Risen’s “A Nation on Fire” starts with this quote from former Poet Laureate Stanley Kunitz’s “The Dark and the Fair”: “We learn, as the thread plays out, that we belong less to what flatters us than to what scars.” In the index I found three references to the city of Gary, Indiana. The first mentions Mayor Richard Hatcher attending a crisis meeting with Lyndon Johnson at the White House, along with other Black leaders (Hatcher told me the whole time he was anxious to get back to Gary). Next Risen mentions that in those cities like Gary where major racial disturbances didn’t occur “competent antiriot mechanisms [were] in place and [Hatcher] made the point of showing [himself] in the streets as soon as possible” (the Mayor also enlisted the help of members of the state championship Roosevelt High School basketball team).
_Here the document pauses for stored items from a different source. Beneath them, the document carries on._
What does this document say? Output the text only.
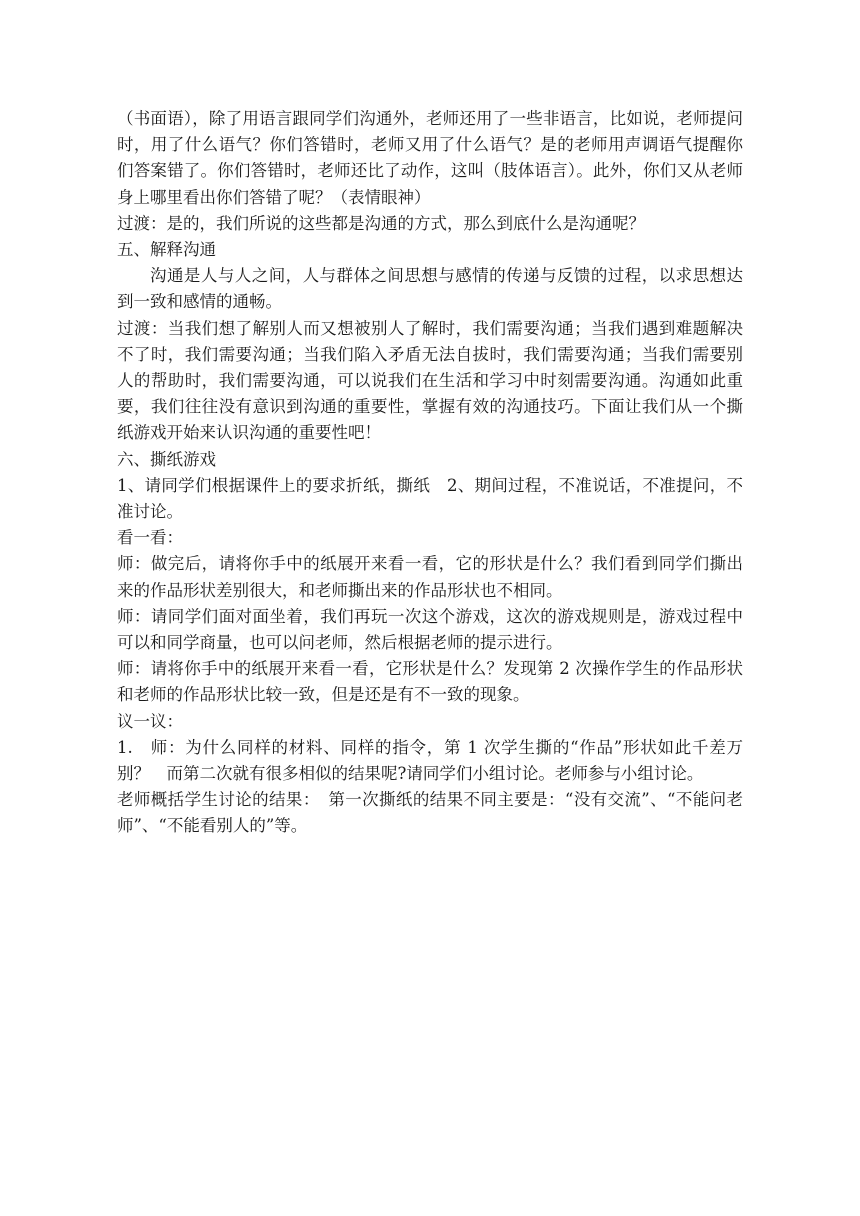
（书面语），除了用语言跟同学们沟通外，老师还用了一些非语言，比如说，老师提问时，用了什么语气？你们答错时，老师又用了什么语气？是的老师用声调语气提醒你们答案错了。你们答错时，老师还比了动作，这叫（肢体语言）。此外，你们又从老师身上哪里看出你们答错了呢？（表情眼神）

过渡：是的，我们所说的这些都是沟通的方式，那么到底什么是沟通呢？

五、解释沟通

沟通是人与人之间，人与群体之间思想与感情的传递与反馈的过程，以求思想达到一致和感情的通畅。

过渡：当我们想了解别人而又想被别人了解时，我们需要沟通；当我们遇到难题解决不了时，我们需要沟通；当我们陷入矛盾无法自拔时，我们需要沟通；当我们需要别人的帮助时，我们需要沟通，可以说我们在生活和学习中时刻需要沟通。沟通如此重要，我们往往没有意识到沟通的重要性，掌握有效的沟通技巧。下面让我们从一个撕纸游戏开始来认识沟通的重要性吧！

六、撕纸游戏

1、请同学们根据课件上的要求折纸，撕纸　2、期间过程，不准说话，不准提问，不准讨论。

看一看：

师：做完后，请将你手中的纸展开来看一看，它的形状是什么？我们看到同学们撕出来的作品形状差别很大，和老师撕出来的作品形状也不相同。

师：请同学们面对面坐着，我们再玩一次这个游戏，这次的游戏规则是，游戏过程中可以和同学商量，也可以问老师，然后根据老师的提示进行。

师：请将你手中的纸展开来看一看，它形状是什么？发现第 2 次操作学生的作品形状和老师的作品形状比较一致，但是还是有不一致的现象。

议一议：

1.　师：为什么同样的材料、同样的指令，第 1 次学生撕的“作品”形状如此千差万别？　而第二次就有很多相似的结果呢?请同学们小组讨论。老师参与小组讨论。

老师概括学生讨论的结果：　第一次撕纸的结果不同主要是：“没有交流”、“不能问老师”、“不能看别人的”等。
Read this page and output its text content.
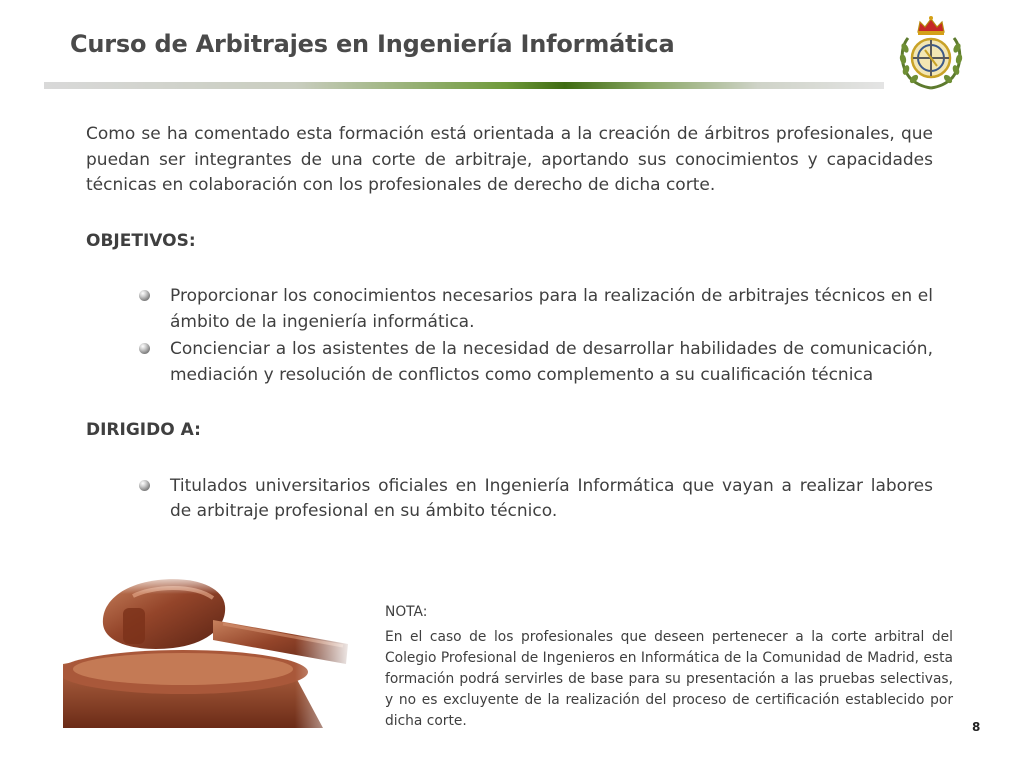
Curso de Arbitrajes en Ingeniería Informática

Como se ha comentado esta formación está orientada a la creación de árbitros profesionales, que puedan ser integrantes de una corte de arbitraje, aportando sus conocimientos y capacidades técnicas en colaboración con los profesionales de derecho de dicha corte.

OBJETIVOS:

Proporcionar los conocimientos necesarios para la realización de arbitrajes técnicos en el ámbito de la ingeniería informática.
Concienciar a los asistentes de la necesidad de desarrollar habilidades de comunicación, mediación y resolución de conflictos como complemento a su cualificación técnica

DIRIGIDO A:

Titulados universitarios oficiales en Ingeniería Informática que vayan a realizar labores de arbitraje profesional en su ámbito técnico.

NOTA:

En el caso de los profesionales que deseen pertenecer a la corte arbitral del Colegio Profesional de Ingenieros en Informática de la Comunidad de Madrid, esta formación podrá servirles de base para su presentación a las pruebas selectivas, y no es excluyente de la realización del proceso de certificación establecido por dicha corte.	8
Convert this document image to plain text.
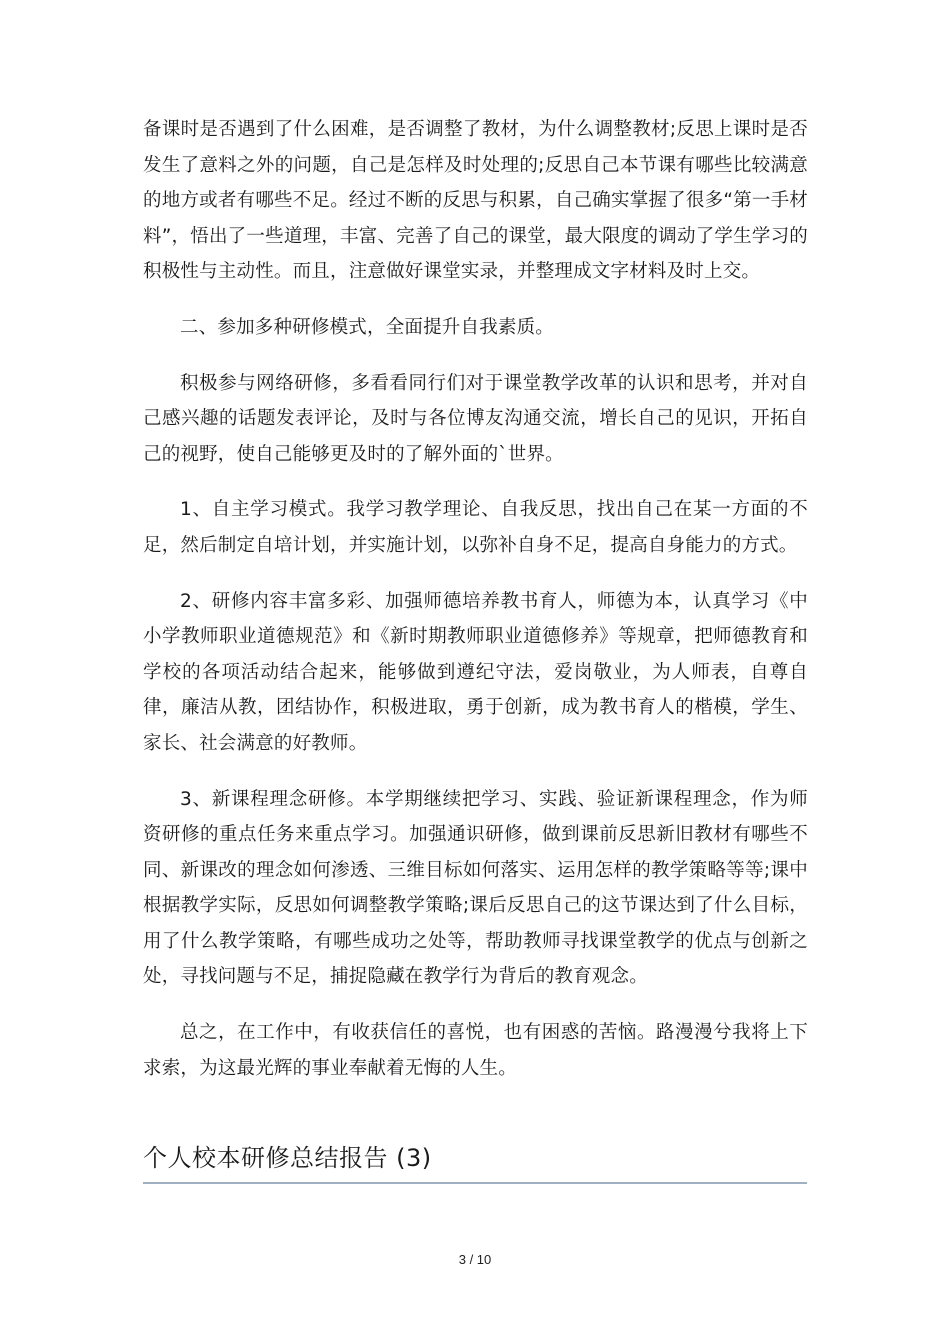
备课时是否遇到了什么困难，是否调整了教材，为什么调整教材;反思上课时是否发生了意料之外的问题，自己是怎样及时处理的;反思自己本节课有哪些比较满意的地方或者有哪些不足。经过不断的反思与积累，自己确实掌握了很多“第一手材料”，悟出了一些道理，丰富、完善了自己的课堂，最大限度的调动了学生学习的积极性与主动性。而且，注意做好课堂实录，并整理成文字材料及时上交。

二、参加多种研修模式，全面提升自我素质。

积极参与网络研修，多看看同行们对于课堂教学改革的认识和思考，并对自己感兴趣的话题发表评论，及时与各位博友沟通交流，增长自己的见识，开拓自己的视野，使自己能够更及时的了解外面的`世界。

1、自主学习模式。我学习教学理论、自我反思，找出自己在某一方面的不足，然后制定自培计划，并实施计划，以弥补自身不足，提高自身能力的方式。

2、研修内容丰富多彩、加强师德培养教书育人，师德为本，认真学习《中小学教师职业道德规范》和《新时期教师职业道德修养》等规章，把师德教育和学校的各项活动结合起来，能够做到遵纪守法，爱岗敬业，为人师表，自尊自律，廉洁从教，团结协作，积极进取，勇于创新，成为教书育人的楷模，学生、家长、社会满意的好教师。

3、新课程理念研修。本学期继续把学习、实践、验证新课程理念，作为师资研修的重点任务来重点学习。加强通识研修，做到课前反思新旧教材有哪些不同、新课改的理念如何渗透、三维目标如何落实、运用怎样的教学策略等等;课中根据教学实际，反思如何调整教学策略;课后反思自己的这节课达到了什么目标，用了什么教学策略，有哪些成功之处等，帮助教师寻找课堂教学的优点与创新之处，寻找问题与不足，捕捉隐藏在教学行为背后的教育观念。

总之，在工作中，有收获信任的喜悦，也有困惑的苦恼。路漫漫兮我将上下求索，为这最光辉的事业奉献着无悔的人生。

个人校本研修总结报告 (3)
3 / 10
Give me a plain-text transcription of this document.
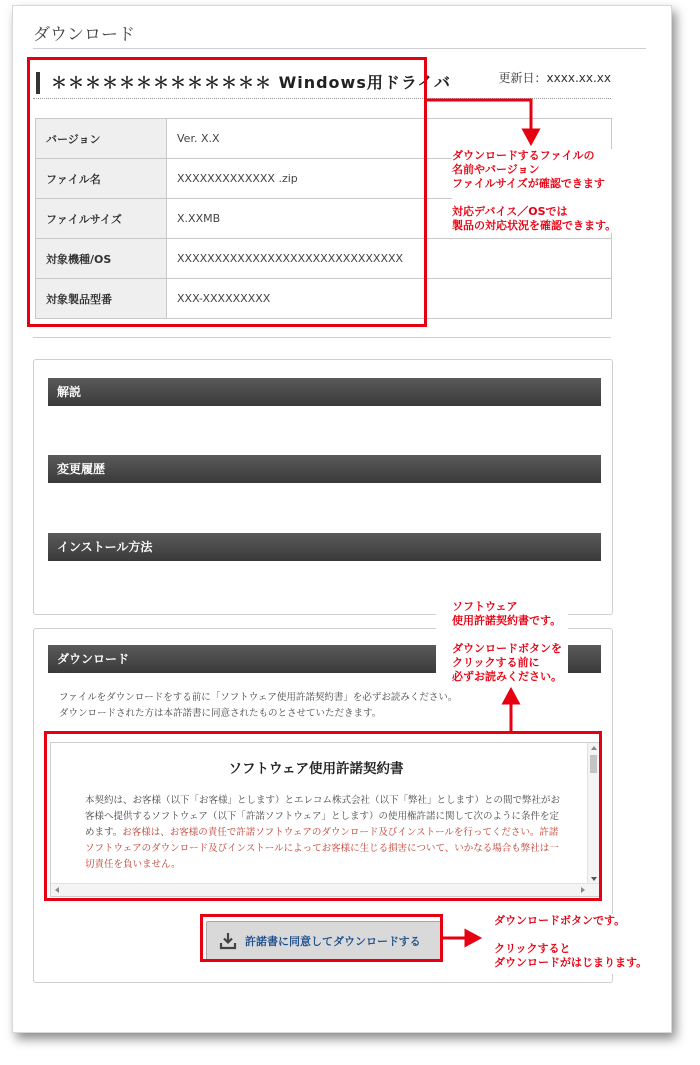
ダウンロード
＊＊＊＊＊＊＊＊＊＊＊＊＊ Windows用ドライバ	更新日：xxxx.xx.xx
バージョン	Ver. X.X
ファイル名	XXXXXXXXXXXXX .zip
ファイルサイズ	X.XXMB
対象機種/OS	XXXXXXXXXXXXXXXXXXXXXXXXXXXXXX
対象製品型番	XXX-XXXXXXXXX
解説
変更履歴
インストール方法
ダウンロード
ファイルをダウンロードをする前に「ソフトウェア使用許諾契約書」を必ずお読みください。
ダウンロードされた方は本許諾書に同意されたものとさせていただきます。
ソフトウェア使用許諾契約書
本契約は、お客様（以下「お客様」とします）とエレコム株式会社（以下「弊社」とします）との間で弊社がお客様へ提供するソフトウェア（以下「許諾ソフトウェア」とします）の使用権許諾に関して次のように条件を定めます。お客様は、お客様の責任で許諾ソフトウェアのダウンロード及びインストールを行ってください。許諾ソフトウェアのダウンロード及びインストールによってお客様に生じる損害について、いかなる場合も弊社は一切責任を負いません。
許諾書に同意してダウンロードする
ダウンロードするファイルの
名前やバージョン
ファイルサイズが確認できます

対応デバイス／OSでは
製品の対応状況を確認できます。
ソフトウェア
使用許諾契約書です。

ダウンロードボタンを
クリックする前に
必ずお読みください。
ダウンロードボタンです。

クリックすると
ダウンロードがはじまります。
Then, contradicting himself, Risen alleges that Hatcher cancelled plans to attend the funeral of Martin Luther King, Jr., “because of renewed rioting in his city.” Instead of “renewed rioting” Risen should have said something like “the threat of rioting.” In his prologue Risen laments the paucity of books that discuss the aftermath of King’s assassination. One excellent study, however, is Ray Boomhower’s “Robert F. Kennedy and the 1968 Indiana Primary.” RFK, of course, was in Indianapolis when he told a shocked crowd of King’s death and appealed for compassion in the face of bloodshed. Perhaps in part for this reason. Indianapolis also escaped a race riot.